From SIW: Insider Intelligence: Work/Life Lessons from Motherhood

Originally posted on securityinfowatch.com on 10/9/2020
By: Brittany Board, Marketing Manager, USAV

5 things my newborn taught me about the workplace


In September 2019, I became a first-time mom to a very active baby boy. Becoming a mom, I knew I was about to learn a new level of love and priorities. What I did not expect, was to learn how to be a better person in the workplace.

My son, having only been alive for one year, has completely transformed my thoughts on what it takes to be successful in my professional career. He has opened my eyes to how I can be a better teammate, advisor and leader. Here are five things I learned:

1. Never give up. I first learned this when I was a young girl, learning how to ride horses. My first horse was a pony and lived up to the pony reputation of being spunky. I ended up with dirt in my face more than just a few times, but each time I landed in the arena, I climbed back up in the saddle and kept going.

As I watch my son learn how to do the smallest tasks, like roll over, take a step or wave, he does not get it right the first time; yet he keeps trying. As a professional, you cannot just try once and then throw your hands up and walk away. You must try again – maybe adjust something that could change the outcome. After a meeting that went over the scheduled time or had more side conversations than actual meeting related conversations, take a moment to reevaluate and set the next meeting up for success. If you do not like how something performed, adjust and try again.
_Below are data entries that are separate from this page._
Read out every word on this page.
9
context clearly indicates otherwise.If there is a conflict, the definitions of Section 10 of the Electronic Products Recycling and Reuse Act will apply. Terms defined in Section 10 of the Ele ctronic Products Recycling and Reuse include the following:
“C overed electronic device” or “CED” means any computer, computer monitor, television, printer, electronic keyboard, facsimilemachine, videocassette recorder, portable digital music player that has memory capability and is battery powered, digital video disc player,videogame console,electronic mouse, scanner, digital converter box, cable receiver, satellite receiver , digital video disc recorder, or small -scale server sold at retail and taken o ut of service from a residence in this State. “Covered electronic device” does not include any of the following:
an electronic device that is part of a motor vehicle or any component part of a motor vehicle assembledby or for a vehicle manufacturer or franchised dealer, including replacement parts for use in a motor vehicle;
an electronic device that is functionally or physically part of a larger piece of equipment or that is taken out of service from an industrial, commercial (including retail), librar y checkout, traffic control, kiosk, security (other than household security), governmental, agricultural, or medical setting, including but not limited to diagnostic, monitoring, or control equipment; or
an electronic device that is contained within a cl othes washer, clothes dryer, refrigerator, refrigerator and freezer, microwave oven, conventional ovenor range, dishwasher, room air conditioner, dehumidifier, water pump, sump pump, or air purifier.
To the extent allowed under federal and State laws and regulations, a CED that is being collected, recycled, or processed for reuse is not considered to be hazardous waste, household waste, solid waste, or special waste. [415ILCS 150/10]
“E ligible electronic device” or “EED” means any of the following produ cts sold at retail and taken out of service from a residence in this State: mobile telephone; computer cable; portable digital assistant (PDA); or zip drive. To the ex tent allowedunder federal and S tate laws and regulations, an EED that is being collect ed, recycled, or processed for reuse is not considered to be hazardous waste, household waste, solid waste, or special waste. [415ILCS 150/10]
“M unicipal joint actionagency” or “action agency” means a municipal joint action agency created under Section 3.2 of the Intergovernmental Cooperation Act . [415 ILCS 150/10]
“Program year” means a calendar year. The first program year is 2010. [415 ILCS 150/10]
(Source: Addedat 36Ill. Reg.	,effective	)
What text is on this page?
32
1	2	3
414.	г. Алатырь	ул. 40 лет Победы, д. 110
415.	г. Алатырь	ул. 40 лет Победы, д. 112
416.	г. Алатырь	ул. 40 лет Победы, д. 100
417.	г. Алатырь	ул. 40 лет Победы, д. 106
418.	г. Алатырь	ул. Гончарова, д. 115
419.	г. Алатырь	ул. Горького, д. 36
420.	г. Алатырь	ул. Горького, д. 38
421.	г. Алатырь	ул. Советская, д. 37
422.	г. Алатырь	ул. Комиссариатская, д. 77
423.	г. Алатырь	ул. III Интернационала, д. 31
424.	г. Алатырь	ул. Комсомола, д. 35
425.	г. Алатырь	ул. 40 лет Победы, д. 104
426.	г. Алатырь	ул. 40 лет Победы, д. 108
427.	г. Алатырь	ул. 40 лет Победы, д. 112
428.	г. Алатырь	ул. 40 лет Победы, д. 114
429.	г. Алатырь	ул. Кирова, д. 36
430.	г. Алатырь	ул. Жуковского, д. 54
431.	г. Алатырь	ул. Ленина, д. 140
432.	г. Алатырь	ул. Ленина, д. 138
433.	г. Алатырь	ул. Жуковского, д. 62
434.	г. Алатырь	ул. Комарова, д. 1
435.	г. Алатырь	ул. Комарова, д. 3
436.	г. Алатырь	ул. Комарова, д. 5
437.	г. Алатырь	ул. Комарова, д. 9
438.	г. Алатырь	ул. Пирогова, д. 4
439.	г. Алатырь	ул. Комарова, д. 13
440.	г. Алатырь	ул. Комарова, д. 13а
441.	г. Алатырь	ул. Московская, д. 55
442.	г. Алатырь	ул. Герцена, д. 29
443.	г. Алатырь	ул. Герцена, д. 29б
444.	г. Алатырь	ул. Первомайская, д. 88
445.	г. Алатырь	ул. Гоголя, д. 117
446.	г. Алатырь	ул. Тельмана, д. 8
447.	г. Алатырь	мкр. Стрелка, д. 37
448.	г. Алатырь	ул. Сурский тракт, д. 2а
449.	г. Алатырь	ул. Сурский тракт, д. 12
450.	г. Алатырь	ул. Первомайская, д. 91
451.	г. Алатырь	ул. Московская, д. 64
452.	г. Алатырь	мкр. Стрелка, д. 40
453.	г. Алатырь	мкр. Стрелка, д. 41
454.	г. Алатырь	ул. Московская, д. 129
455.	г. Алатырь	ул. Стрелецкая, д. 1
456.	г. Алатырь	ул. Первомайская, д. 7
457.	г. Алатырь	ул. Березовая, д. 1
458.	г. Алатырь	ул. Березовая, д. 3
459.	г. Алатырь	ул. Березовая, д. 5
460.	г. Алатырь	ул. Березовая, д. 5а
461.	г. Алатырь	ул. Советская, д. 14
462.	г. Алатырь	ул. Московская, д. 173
2. Let things be. There are times I must let the dirty dishes sit in the sink, the toys lay on the floor and the books come out of the bookcase. Sure, it messes up my tidy home and gives me more work to do once our little bundle of joy goes to bed, but those things do not matter. What matters is focusing on what is important. When faced with resistance at work, keep the end-goal in mind. Determine if the focus to correct the resistance is worth the change of focus off something else.
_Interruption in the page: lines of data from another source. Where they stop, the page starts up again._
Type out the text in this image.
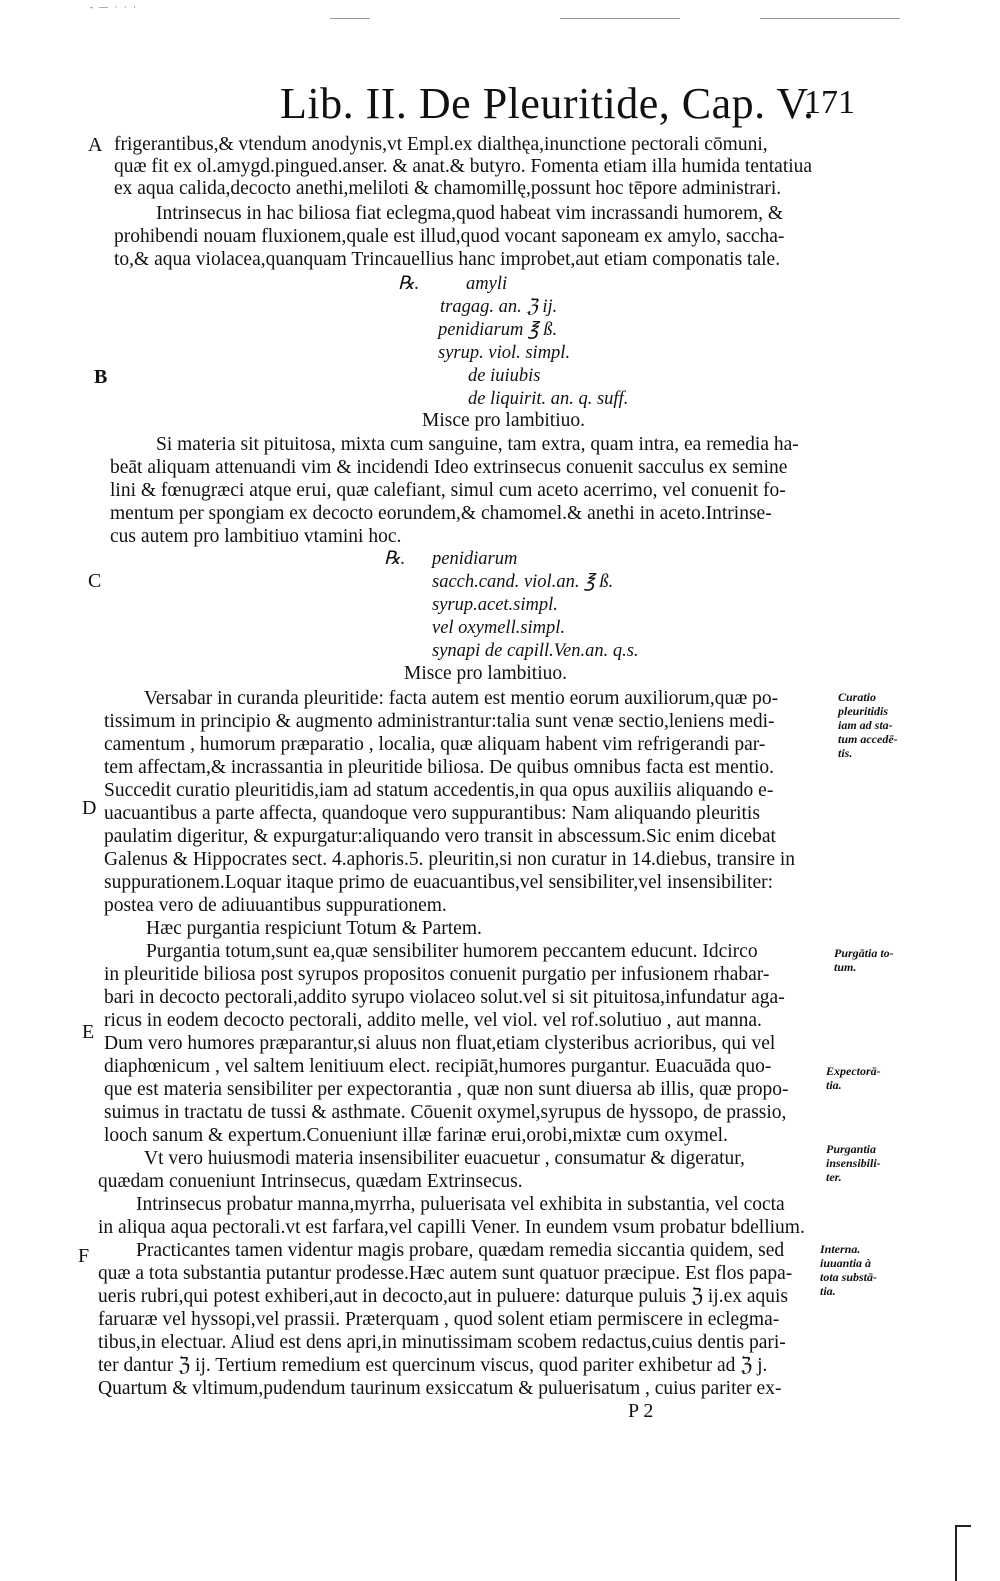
- — · · ·
Lib. II. De Pleuritide, Cap. V.
171
A
B
C
D
E
F
frigerantibus,& vtendum anodynis,vt Empl.ex dialthęa,inunctione pectorali cōmuni,
quæ fit ex ol.amygd.pingued.anser. & anat.& butyro. Fomenta etiam illa humida tentatiua
ex aqua calida,decocto anethi,meliloti & chamomillę,possunt hoc tēpore administrari.
Intrinsecus in hac biliosa fiat eclegma,quod habeat vim incrassandi humorem, &
prohibendi nouam fluxionem,quale est illud,quod vocant saponeam ex amylo, sacchа-
to,& aqua violacea,quanquam Trincauellius hanc improbet,aut etiam componatis tale.
℞.	amyli
tragag. an. ℨ ij.
penidiarum ℥ ß.
syrup. viol. simpl.
de iuiubis
de liquirit. an. q. suff.
Misce pro lambitiuo.
Si materia sit pituitosa, mixta cum sanguine, tam extra, quam intra, ea remedia ha-
beāt aliquam attenuandi vim & incidendi Ideo extrinsecus conuenit sacculus ex semine
lini & fœnugræci atque erui, quæ calefiant, simul cum aceto acerrimo, vel conuenit fo-
mentum per spongiam ex decocto eorundem,& chamomel.& anethi in aceto.Intrinse-
cus autem pro lambitiuo vtamini hoc.
℞. penidiarum
sacch.cand. viol.an. ℥ ß.
syrup.acet.simpl.
vel oxymell.simpl.
synapi de capill.Ven.an. q.s.
Misce pro lambitiuo.
Versabar in curanda pleuritide: facta autem est mentio eorum auxiliorum,quæ po-
tissimum in principio & augmento administrantur:talia sunt venæ sectio,leniens medi-
camentum , humorum præparatio , localia, quæ aliquam habent vim refrigerandi par-
tem affectam,& incrassantia in pleuritide biliosa. De quibus omnibus facta est mentio.
Succedit curatio pleuritidis,iam ad statum accedentis,in qua opus auxiliis aliquando e-
uacuantibus a parte affecta, quandoque vero suppurantibus: Nam aliquando pleuritis
paulatim digeritur, & expurgatur:aliquando vero transit in abscessum.Sic enim dicebat
Galenus & Hippocrates sect. 4.aphoris.5. pleuritin,si non curatur in 14.diebus, transire in
suppurationem.Loquar itaque primo de euacuantibus,vel sensibiliter,vel insensibiliter:
postea vero de adiuuantibus suppurationem.
Hæc purgantia respiciunt Totum & Partem.
Purgantia totum,sunt ea,quæ sensibiliter humorem peccantem educunt. Idcirco
in pleuritide biliosa post syrupos propositos conuenit purgatio per infusionem rhabar-
bari in decocto pectorali,addito syrupo violaceo solut.vel si sit pituitosa,infundatur aga-
ricus in eodem decocto pectorali, addito melle, vel viol. vel rof.solutiuo , aut manna.
Dum vero humores præparantur,si aluus non fluat,etiam clysteribus acrioribus, qui vel
diaphœnicum , vel saltem lenitiuum elect. recipiāt,humores purgantur. Euacuāda quo-
que est materia sensibiliter per expectorantia , quæ non sunt diuersa ab illis, quæ propo-
suimus in tractatu de tussi & asthmate. Cōuenit oxymel,syrupus de hyssopo, de prassio,
looch sanum & expertum.Conueniunt illæ farinæ erui,orobi,mixtæ cum oxymel.
Vt vero huiusmodi materia insensibiliter euacuetur , consumatur & digeratur,
quædam conueniunt Intrinsecus, quædam Extrinsecus.
Intrinsecus probatur manna,myrrha, puluerisata vel exhibita in substantia, vel cocta
in aliqua aqua pectorali.vt est farfara,vel capilli Vener. In eundem vsum probatur bdellium.
Practicantes tamen videntur magis probare, quædam remedia siccantia quidem, sed
quæ a tota substantia putantur prodesse.Hæc autem sunt quatuor præcipue. Est flos papa-
ueris rubri,qui potest exhiberi,aut in decocto,aut in puluere: daturque puluis ℨ ij.ex aquis
faruaræ vel hyssopi,vel prassii. Præterquam , quod solent etiam permiscere in eclegma-
tibus,in electuar. Aliud est dens apri,in minutissimam scobem redactus,cuius dentis pari-
ter dantur ℨ ij. Tertium remedium est quercinum viscus, quod pariter exhibetur ad ℨ j.
Quartum & vltimum,pudendum taurinum exsiccatum & puluerisatum , cuius pariter ex-
Curatio
pleuritidis
iam ad sta-
tum accedē-
tis.
Purgātia to-
tum.
Expectorā-
tia.
Purgantia
insensibili-
ter.
Interna.
iuuantia à
tota substā-
tia.
P 2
3. Think one day at a time. Being a parent is hard work, and it does not get easier as they get older. I thought I knew what tired was, but I have experienced a new level of exhaustion. When things seem out of your control, when you struggle or get stressed, it helps to think that today is just another day. Try giving yourself daily checklists instead of one long list. This will help you prioritize the most important tasks and still get things done.

4. Do not forget the big picture. The milk is going to spill. The baby is going to play in the dog’s water bowl. The toys are going to find a new home under the couch. All the random things that you think will not happen, may happen, but they all mean that there is something bigger going on. The milk is spilt because he is learning about gravity. The dog will need new water because water play is important for development. The toys are missing because I am more concerned about playtime then cleaning up. Take the time to consider the big picture. The small hiccup today does not compare to big victory in progress.

5. You will have to let go. Before I knew it, my son turned one. Just a quick as he entered the world, he transitioned from infant to toddler. I remember saying I never wanted him to grow up, but the more I let go, the more I am seeing him become a caring and passionate person. There will come a time when you might have to let go of projects and take on a new direction, and that is okay. Letting things go does not mean you are giving up or delegating for avoidance. It means you understand that new is good.